Confusions.Le secret du Tupa 16

Publié le par Catherine Picque

 

Le banquier était assis derrière son bureau immaculé, sa tenue vestimentaire était aussi irréprochable que l'ordonnancement de sa table de travail. Seul son visage qui émergeait d'une chemise à fleurs impeccablement repassée trahissait une certaine confusion. Maeva était en train de lui exposer son projet d'investissement, elle venait d'hériter d'une somme assez conséquente après le décès d'une tante éloignée de son père et souhaitait l'investir en Polynésie. Elle avait d'abord pensé à investir dans le tourisme ou la pêche, puis lui était venue l'idée d'un placement qui l'ancrerait dans les traditions de ses ancêtres. Elle avait entendu parler de plantations de kava à Wallis et Futuna et désirait y investir son héritage. Elle savait que la consommation était interdite dans l'archipel de la Société, mais pas son utilisation homéopathique, et elle envisageait même à long terme la création d'une micro unité de production pharmaceutique pour la consommation locale. Ce serait pour elle l'occasion de valoriser son diplôme de pharmacienne et de créer des emplois. La perle de sueur qui était apparue sur la tempe d'Edmond à l'instant où Maeva avait prononcé le mot kava avait été rejointe depuis par une multitude de ses sœurs qui formaient maintenant une rigole qui coulait tout le long de sa joue et de son cou hiératique pour aboutir au col de sa chemise détrempée. Ce signe de nervosité était d'autant plus remarquable qu'il régnait dans le bureau une atmosphère climatisée. Maeva continuait son exposé sur son projet agricole et sa portée économique, mais aussi culturelle et communautaire, tout en notant en son for intérieur tous les signes de confusion qui apparaissaient chez son interlocuteur : doigts qui pianotaient sur un dossier, clignements des yeux à intervalles de plus en plus rapprochés, narines dilatées, hochements de la tête répétés… Elle commençait à se sentir mal à l'aise dans son rôle d'inquisiteur, car même si son banquier n'avouait rien, et qu'elle même ne posait aucune question, elle était certaine que son comportement constituait des aveux.

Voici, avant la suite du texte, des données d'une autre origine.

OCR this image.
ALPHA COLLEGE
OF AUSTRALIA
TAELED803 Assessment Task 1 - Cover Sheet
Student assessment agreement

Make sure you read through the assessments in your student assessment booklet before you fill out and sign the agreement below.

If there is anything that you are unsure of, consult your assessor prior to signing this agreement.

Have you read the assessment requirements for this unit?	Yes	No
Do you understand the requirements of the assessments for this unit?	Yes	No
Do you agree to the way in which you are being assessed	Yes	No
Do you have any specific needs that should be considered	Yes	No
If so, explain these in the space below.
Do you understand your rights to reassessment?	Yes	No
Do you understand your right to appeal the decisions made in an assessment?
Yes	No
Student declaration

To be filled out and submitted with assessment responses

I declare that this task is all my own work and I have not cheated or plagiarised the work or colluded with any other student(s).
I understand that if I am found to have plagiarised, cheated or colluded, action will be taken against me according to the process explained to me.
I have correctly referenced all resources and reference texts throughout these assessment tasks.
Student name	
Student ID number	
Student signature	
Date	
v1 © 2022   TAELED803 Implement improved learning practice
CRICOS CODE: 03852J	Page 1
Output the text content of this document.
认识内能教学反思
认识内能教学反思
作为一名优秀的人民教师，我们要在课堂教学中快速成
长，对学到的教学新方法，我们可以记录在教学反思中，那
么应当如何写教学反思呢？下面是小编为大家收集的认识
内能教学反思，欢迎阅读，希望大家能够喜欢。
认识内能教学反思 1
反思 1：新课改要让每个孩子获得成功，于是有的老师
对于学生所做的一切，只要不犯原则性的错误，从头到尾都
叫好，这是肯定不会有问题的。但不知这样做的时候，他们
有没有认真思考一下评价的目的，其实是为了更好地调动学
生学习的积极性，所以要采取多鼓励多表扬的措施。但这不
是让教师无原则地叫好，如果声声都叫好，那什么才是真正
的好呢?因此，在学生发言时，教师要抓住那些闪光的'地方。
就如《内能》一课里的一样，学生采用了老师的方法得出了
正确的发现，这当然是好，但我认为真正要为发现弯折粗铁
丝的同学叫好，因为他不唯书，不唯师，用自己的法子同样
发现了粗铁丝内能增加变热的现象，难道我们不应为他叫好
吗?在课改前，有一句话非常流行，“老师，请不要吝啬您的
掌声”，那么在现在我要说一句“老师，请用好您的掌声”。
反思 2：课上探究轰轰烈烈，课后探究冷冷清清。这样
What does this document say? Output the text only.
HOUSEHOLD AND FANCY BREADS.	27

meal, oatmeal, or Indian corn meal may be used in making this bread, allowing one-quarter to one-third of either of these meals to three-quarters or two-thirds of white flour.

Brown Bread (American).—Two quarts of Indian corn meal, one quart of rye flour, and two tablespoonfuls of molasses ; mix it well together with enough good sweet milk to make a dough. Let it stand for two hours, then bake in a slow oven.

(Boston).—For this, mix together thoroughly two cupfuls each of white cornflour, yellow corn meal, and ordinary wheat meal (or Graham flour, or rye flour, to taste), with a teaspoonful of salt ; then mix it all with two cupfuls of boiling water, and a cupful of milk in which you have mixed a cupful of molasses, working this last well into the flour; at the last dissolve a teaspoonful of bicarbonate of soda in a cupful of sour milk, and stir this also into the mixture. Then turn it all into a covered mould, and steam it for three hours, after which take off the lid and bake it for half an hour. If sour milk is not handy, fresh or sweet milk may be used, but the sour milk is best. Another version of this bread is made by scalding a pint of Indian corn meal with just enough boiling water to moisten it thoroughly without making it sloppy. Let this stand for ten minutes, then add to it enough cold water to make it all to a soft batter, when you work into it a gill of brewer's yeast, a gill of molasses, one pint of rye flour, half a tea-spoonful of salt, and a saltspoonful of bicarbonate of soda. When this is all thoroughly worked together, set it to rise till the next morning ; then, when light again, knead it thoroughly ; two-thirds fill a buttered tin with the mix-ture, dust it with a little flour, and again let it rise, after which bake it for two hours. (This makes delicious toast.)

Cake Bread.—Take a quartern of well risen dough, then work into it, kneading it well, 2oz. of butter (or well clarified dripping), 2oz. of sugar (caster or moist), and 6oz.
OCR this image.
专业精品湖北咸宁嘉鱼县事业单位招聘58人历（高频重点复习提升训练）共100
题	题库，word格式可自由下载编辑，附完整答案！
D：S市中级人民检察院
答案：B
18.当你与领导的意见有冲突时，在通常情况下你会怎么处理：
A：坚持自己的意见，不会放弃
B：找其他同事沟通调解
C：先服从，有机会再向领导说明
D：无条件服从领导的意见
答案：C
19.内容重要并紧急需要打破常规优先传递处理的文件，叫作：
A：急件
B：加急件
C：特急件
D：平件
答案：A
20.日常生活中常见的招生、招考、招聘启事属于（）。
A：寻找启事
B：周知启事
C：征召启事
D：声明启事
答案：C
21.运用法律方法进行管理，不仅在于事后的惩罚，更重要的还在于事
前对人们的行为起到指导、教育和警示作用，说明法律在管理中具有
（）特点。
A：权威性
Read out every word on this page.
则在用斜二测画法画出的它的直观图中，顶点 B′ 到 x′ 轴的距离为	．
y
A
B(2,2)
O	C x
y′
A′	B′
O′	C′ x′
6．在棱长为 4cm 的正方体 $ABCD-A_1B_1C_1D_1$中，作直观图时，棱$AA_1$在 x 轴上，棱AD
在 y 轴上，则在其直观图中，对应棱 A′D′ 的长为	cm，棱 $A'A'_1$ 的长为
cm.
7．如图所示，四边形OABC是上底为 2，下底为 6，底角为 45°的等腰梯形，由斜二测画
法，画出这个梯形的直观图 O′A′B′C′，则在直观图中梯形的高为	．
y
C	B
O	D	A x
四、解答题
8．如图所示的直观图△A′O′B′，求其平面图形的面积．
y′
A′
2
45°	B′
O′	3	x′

Devait-elle conclure son interrogatoire en faisant des allusions plus ciblées ? Ne risquait-elle pas de le braquer et de l'emmurer dans un silence dénégatoire ? De toutes façons, elle n'avait aucune preuve, et si Edmond allait se plaindre à la gendarmerie pour diffamation ou même harcèlement ? Elle en était à ce stade de ses réflexions, quand la sonnerie du téléphone vint interrompre leur entrevue de plus en plus perturbante. Le banquier réussit à recouvrer un peu de sa contenance grâce au dialogue professionnel et routinier qu'il eut avec sa secrétaire pendant quelques instants. Quand il raccrocha le combiné, son regard n'était plus marqué par l'égarement et la rage que le monologue de sa jeune cliente irresponsable avait provoqués. Il était redevenu un expert du placement, soucieux des intérêt financiers de ses clients : «  Je vais me renseigner, mais depuis l'interdiction de consommation de 2002, le kava n'a plus très bonne réputation, je vais te proposer d'autres investissements… Je vais m'en occuper personnellement. Tu auras bientôt de mes nouvelles... ». Maeva sur le perron de l'agence bancaire frissonnait dans l'atmosphère moite de l'été austral, le ton métallique et froid d'Edmond résonnait encore dans ses oreilles, pendant qu'elle essuyait sur sa robe ses mains qu'un meurtrier venait d'étreindre.